Elle m’entraîne vers un bar, et l’un des gars qui sert les boissons secoue la tête et pose deux canettes de Coca light sur le comptoir.
— Tu connais tous ces gens ? je demande, le front plissé, quand elle me tend ma boisson.
Elle est en première année comme moi, alors pourquoi tous ces types se comportent-ils comme s’ils la connaissaient ?
— Non ! elle rit. Mais eux, ils me connaissent !
À ma connaissance, elle n’est pas célèbre. Enfin… si ?
Je la suis dehors, sur la pelouse devant la maison, où un écran géant diffuse des matchs de foot pendant qu’un DJ balance de la musique.
Et là, je comprends quand j’aperçois quelques visages familiers en train de danser dans la foule.
— C’est une soirée de l’équipe de foot, non ? je crie à Amy, qui a déjà l’air d’avoir gagné au loto, en se dandinant au rythme de la musique.
— La meilleure soirée du quartier ! me crie-t-elle en retour. Je suis sûre qu’on peut choper un verre quelque part.

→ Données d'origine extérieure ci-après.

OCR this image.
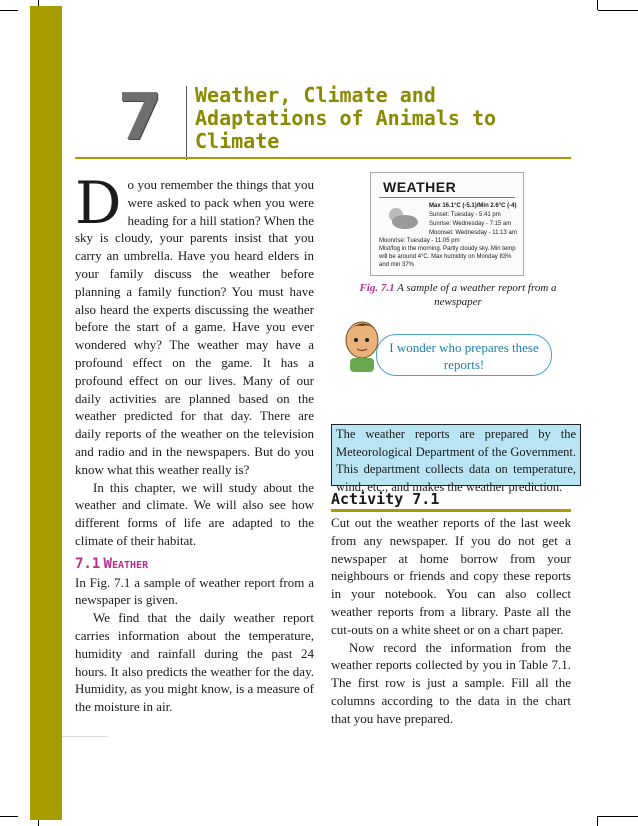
7	Weather, Climate and
Adaptations of Animals to
Climate

Do you remember the things that you were asked to pack when you were heading for a hill station? When the sky is cloudy, your parents insist that you carry an umbrella. Have you heard elders in your family discuss the weather before planning a family function? You must have also heard the experts discussing the weather before the start of a game. Have you ever wondered why? The weather may have a profound effect on the game. It has a profound effect on our lives. Many of our daily activities are planned based on the weather predicted for that day. There are daily reports of the weather on the television and radio and in the newspapers. But do you know what this weather really is?

In this chapter, we will study about the weather and climate. We will also see how different forms of life are adapted to the climate of their habitat.

7.1 Weather

In Fig. 7.1 a sample of weather report from a newspaper is given.

We find that the daily weather report carries information about the temperature, humidity and rainfall during the past 24 hours. It also predicts the weather for the day. Humidity, as you might know, is a measure of the moisture in air.

WEATHER
Max 16.1°C (-5.1)/Min 2.6°C (-4)
Sunset: Tuesday - 5:41 pm
Sunrise: Wednesday - 7:15 am
Moonset: Wednesday - 11:13 am
Moonrise: Tuesday - 11:05 pm
Mist/fog in the morning. Partly cloudy sky. Min temp will be around 4°C. Max humidity on Monday 83% and min 37%
Fig. 7.1 A sample of a weather report from a newspaper
I wonder who prepares these reports!
The weather reports are prepared by the Meteorological Department of the Government. This department collects data on temperature, wind, etc., and makes the weather prediction.
Activity 7.1

Cut out the weather reports of the last week from any newspaper. If you do not get a newspaper at home borrow from your neighbours or friends and copy these reports in your notebook. You can also collect weather reports from a library. Paste all the cut-outs on a white sheet or on a chart paper.

Now record the information from the weather reports collected by you in Table 7.1. The first row is just a sample. Fill all the columns according to the data in the chart that you have prepared.
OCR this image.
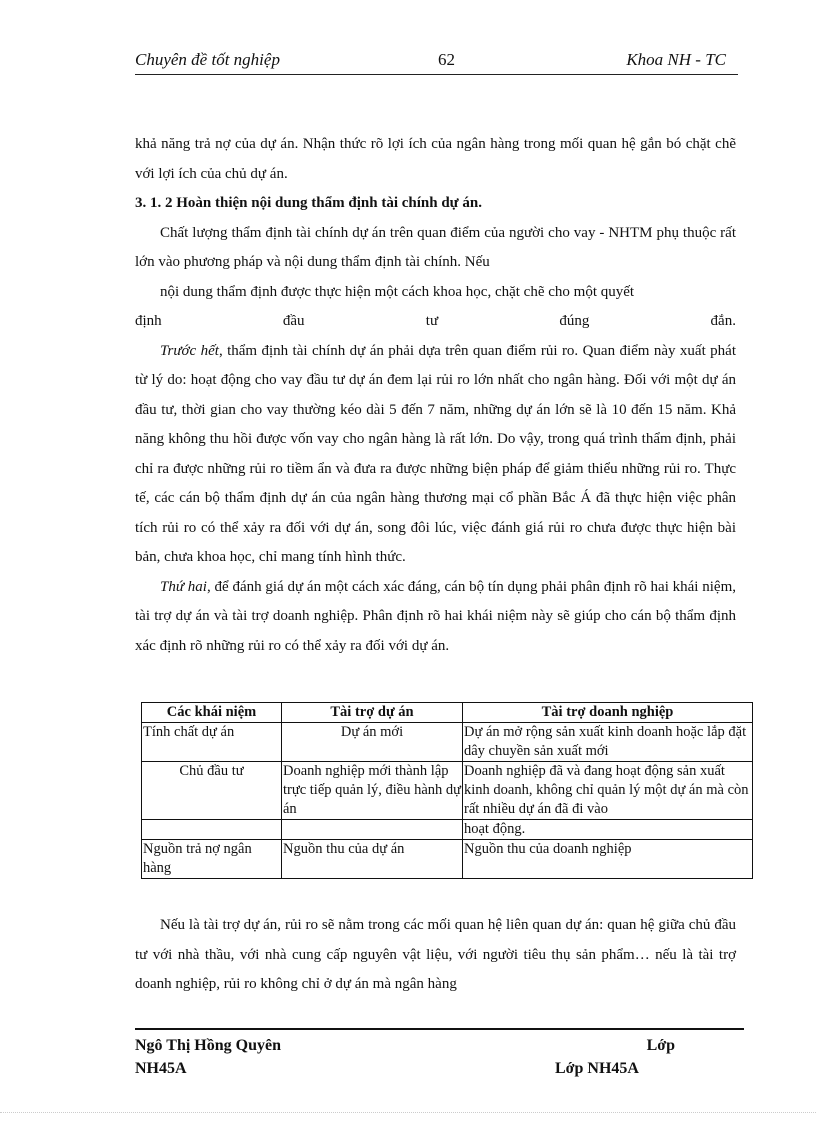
Chuyên đề tốt nghiệp	62	Khoa NH - TC

khả năng trả nợ của dự án. Nhận thức rõ lợi ích của ngân hàng trong mối quan hệ gắn bó chặt chẽ với lợi ích của chủ dự án.

3. 1. 2 Hoàn thiện nội dung thẩm định tài chính dự án.

Chất lượng thẩm định tài chính dự án trên quan điểm của người cho vay - NHTM phụ thuộc rất lớn vào phương pháp và nội dung thẩm định tài chính. Nếu

nội dung thẩm định được thực hiện một cách khoa học, chặt chẽ cho một quyết

định	đầu	tư	đúng	đắn.

Trước hết, thẩm định tài chính dự án phải dựa trên quan điểm rủi ro. Quan điểm này xuất phát từ lý do: hoạt động cho vay đầu tư dự án đem lại rủi ro lớn nhất cho ngân hàng. Đối với một dự án đầu tư, thời gian cho vay thường kéo dài 5 đến 7 năm, những dự án lớn sẽ là 10 đến 15 năm. Khả năng không thu hồi được vốn vay cho ngân hàng là rất lớn. Do vậy, trong quá trình thẩm định, phải chỉ ra được những rủi ro tiềm ẩn và đưa ra được những biện pháp để giảm thiểu những rủi ro. Thực tế, các cán bộ thẩm định dự án của ngân hàng thương mại cổ phần Bắc Á đã thực hiện việc phân tích rủi ro có thể xảy ra đối với dự án, song đôi lúc, việc đánh giá rủi ro chưa được thực hiện bài bản, chưa khoa học, chỉ mang tính hình thức.

Thứ hai, để đánh giá dự án một cách xác đáng, cán bộ tín dụng phải phân định rõ hai khái niệm, tài trợ dự án và tài trợ doanh nghiệp. Phân định rõ hai khái niệm này sẽ giúp cho cán bộ thẩm định xác định rõ những rủi ro có thể xảy ra đối với dự án.

Các khái niệm	Tài trợ dự án	Tài trợ doanh nghiệp
Tính chất dự án	Dự án mới	Dự án mở rộng sản xuất kinh doanh hoặc lắp đặt dây chuyền sản xuất mới
Chủ đầu tư	Doanh nghiệp mới thành lập trực tiếp quản lý, điều hành dự án	Doanh nghiệp đã và đang hoạt động sản xuất kinh doanh, không chỉ quản lý một dự án mà còn rất nhiều dự án đã đi vào
		hoạt động.
Nguồn trả nợ ngân hàng	Nguồn thu của dự án	Nguồn thu của doanh nghiệp

Nếu là tài trợ dự án, rủi ro sẽ nằm trong các mối quan hệ liên quan dự án: quan hệ giữa chủ đầu tư với nhà thầu, với nhà cung cấp nguyên vật liệu, với người tiêu thụ sản phẩm… nếu là tài trợ doanh nghiệp, rủi ro không chỉ ở dự án mà ngân hàng

Ngô Thị Hồng Quyên	Lớp
NH45A	Lớp NH45A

Ça, ça n’arrivera pas, parce que Cole est probablement dans cette foule, et James aussi, peut-être.
— Alors comment tu nous as fait entrer, exactement ? je veux vraiment savoir. Cette soirée a l’air bien plus exclusive que celles des autres maisons devant lesquelles on est passées, et les filles dans la file doivent mourir d’envie de se retrouver au milieu de tous ces joueurs.
— J’ai un passe-droit automatique tant que je ne bois pas.
— Mais pourquoi ?
— Parce que je suis la fille du coach principal.
Elle me fait un clin d’œil, malicieuse.
— Et je vais me trouver un joueur. Il ne le sait juste pas encore.